La mayoría de los radiofármacos utilizados es administrada a los pacientes por vía
parenteral y, por tanto, deben ser estériles y libres de pirógeno. Los radiofármacos
deben ser sometidos a ensayos de control de calidad y están divididos en tres categorías:
control químico, control físico y físico-químicos y controles biológicos
4.1 CONTROL DE CALIDAD DE FDG-18F
La solución de FDG-18F debe ser límpida, incolora y libre de material con partículas, la
solución debe ser observada a través de un vidrio de Pb, El pH de la solución inyectable
de FDG-18F debe estar entre 4,5 y 8,5. La vida media física del F-18 es de 105 a 115
minutos, medido en detector adecuado para determinar el decaimiento radioactivo. La
lectura es realizada durante un cierto período de tiempo, a cada 10 minutos durante 30
minutos.
Pureza radioquímica
Vários métodos analíticos son utilizados para determinar la pureza radioquímica de um
radiofármaco. Entre ellos podemos destacar la cromatografía en papel, camada fina, gel
y líquida de alta eficiencia, extracción por solvente, electroforesis en papel y
intercambio iónico
Existen en el mercado sistemas elaborados para leer las tiras de cromatografía, que son
los denominados “scanners” que obtienen datos de la distribución radioactiva. En la
práctica, el modo mas simples de evaluar es cortar la tira en varios segmentos y
contarlos separadamente en un contador tipo pozo (Contador Gama). El valor del Rf
para FDG-18F debe corresponder, dentro de un rango aceptable, al de la solución patrón
de referencia de 18F- analizado en un cromatográma de TLC-SG (aluminio),
desarrollada en acetonitrilo:agua (95:5,v/v) y escaneada en un radiocromatógrafo. La
impureza radioquímica es calculada como la razón (en porcentaje) de la radioactividad
del componente indeseable con la radioactividad total aplicada en el origen. La FDG-
18
F presenta un Rf de cerca de 0,4 - 0,5 en este sistema y el 18F¯ (floruro) permanece en
el origen (Rf = 0). La pureza radioquímica de la FDG-18F debe ser >90%.
Resíduos de solventes
Cuando solventes residuales están presentes en la preparación final de la FDG-18F, los
efectos farmacológicos, fisiológicos o tóxicos potenciales deben ser considerados.
Cualquier solvente residual con potencial de toxicidad debe estar dentro de limites
establecidos y adecuados y la conformidad con estos límites deben ser demostrada a
través de métodos validados. El método de cromatografía a gas con detección por
ionización de llama es utilizado y los limites de la USP para acetonitrilo, etanol y éter
etílico son 0,04%, 0,5% y 0,5% respectivamente.
Pureza química
La pureza química de un radiofármaco es la fracción del material en la forma química
deseada, independiente si está marcada o no.

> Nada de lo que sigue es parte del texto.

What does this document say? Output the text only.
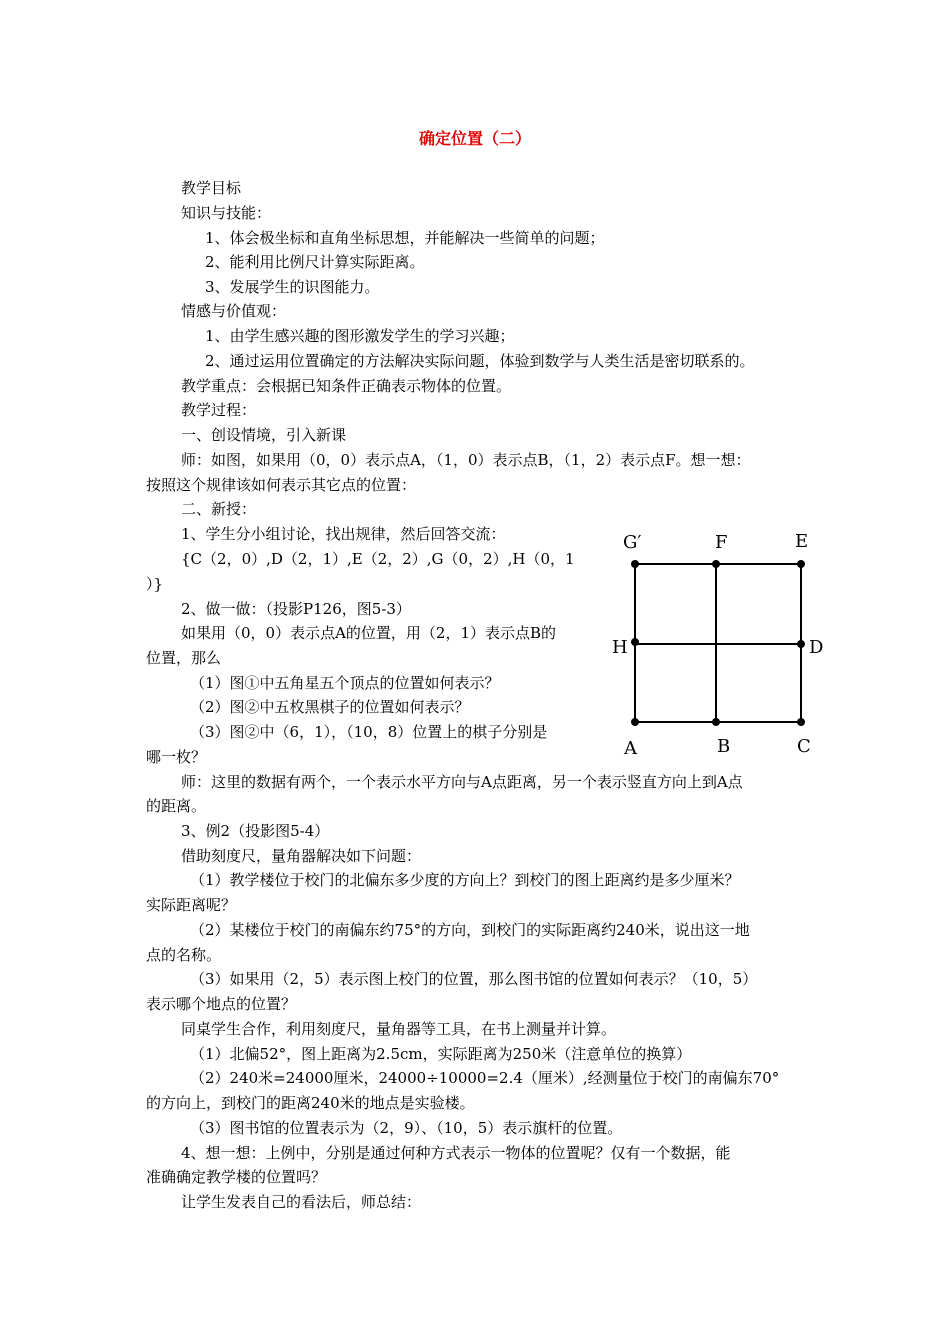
确定位置（二）
教学目标
知识与技能：
1、体会极坐标和直角坐标思想，并能解决一些简单的问题；
2、能利用比例尺计算实际距离。
3、发展学生的识图能力。
情感与价值观：
1、由学生感兴趣的图形激发学生的学习兴趣；
2、通过运用位置确定的方法解决实际问题，体验到数学与人类生活是密切联系的。
教学重点：会根据已知条件正确表示物体的位置。
教学过程：
一、创设情境，引入新课
师：如图，如果用（0，0）表示点A，（1，0）表示点B，（1，2）表示点F。想一想：
按照这个规律该如何表示其它点的位置：
二、新授：
1、学生分小组讨论，找出规律，然后回答交流：
{C（2，0）,D（2，1）,E（2，2）,G（0，2）,H（0，1
）}
2、做一做：（投影P126，图5-3）
如果用（0，0）表示点A的位置，用（2，1）表示点B的
位置，那么
（1）图①中五角星五个顶点的位置如何表示？
（2）图②中五枚黑棋子的位置如何表示？
（3）图②中（6，1），（10，8）位置上的棋子分别是
哪一枚？
师：这里的数据有两个，一个表示水平方向与A点距离，另一个表示竖直方向上到A点
的距离。
3、例2（投影图5-4）
借助刻度尺，量角器解决如下问题：
（1）教学楼位于校门的北偏东多少度的方向上？到校门的图上距离约是多少厘米？
实际距离呢？
（2）某楼位于校门的南偏东约75°的方向，到校门的实际距离约240米，说出这一地
点的名称。
（3）如果用（2，5）表示图上校门的位置，那么图书馆的位置如何表示？（10，5）
表示哪个地点的位置？
同桌学生合作，利用刻度尺，量角器等工具，在书上测量并计算。
（1）北偏52°，图上距离为2.5cm，实际距离为250米（注意单位的换算）
（2）240米=24000厘米，24000÷10000=2.4（厘米）,经测量位于校门的南偏东70°
的方向上，到校门的距离240米的地点是实验楼。
（3）图书馆的位置表示为（2，9）、（10，5）表示旗杆的位置。
4、想一想：上例中，分别是通过何种方式表示一物体的位置呢？仅有一个数据，能
准确确定教学楼的位置吗？
让学生发表自己的看法后，师总结：
G′	F	E
H	D
A	B	C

En el proceso de producción o síntesis de la FDG-18F, se utiliza el Kryptofix 2.2.2 (K-
Página
101
222), que es un aminopoliéter, como un reactivo de transferencia para facilitar la
reacción nucleofílica del Floruro [18F] en las preparaciones rutinarias de FDG-18F. Por
causa de su toxicidad (DL50 35 mg/kg en rata), es muy importante el desarrollo de un
método para análisis del K-222.
Varias técnicas analíticas son aplicadas para determinar el nivel de Kryptofix en las
muestras de análisis: la cromatografía en capa fina, a gas y la cromatografía líquida de
alta eficiencia (HPLC). La cromatografia en capa fina (TLC-Alumínio) es el método
más práctico por ser simples, utilizando como solvente hidróxido de amonia y metanol
(1:9). Posteriormente, revelar la tira de TLC-Al con vapor de yodo, realizando un
estudio comparativo con un patrón. Una mancha amarilla de aproximadamente 3cm
desde el origen o local de aplicación evidencia la presencia de Kryptofix
Esterilidad
El ensayo de esterilidad debe ser realizado bajo un flujo laminar, Clase ISO 5, de modo
aséptico, incubando una muestra de FDG-18F en diversos medios de cultivo por 14 días,
os referidos medios ofrecen condiciones para el crecimiento de los más diversos
microorganismos, incluyendo bacterias aeróbicas, anaeróbicas y hongos.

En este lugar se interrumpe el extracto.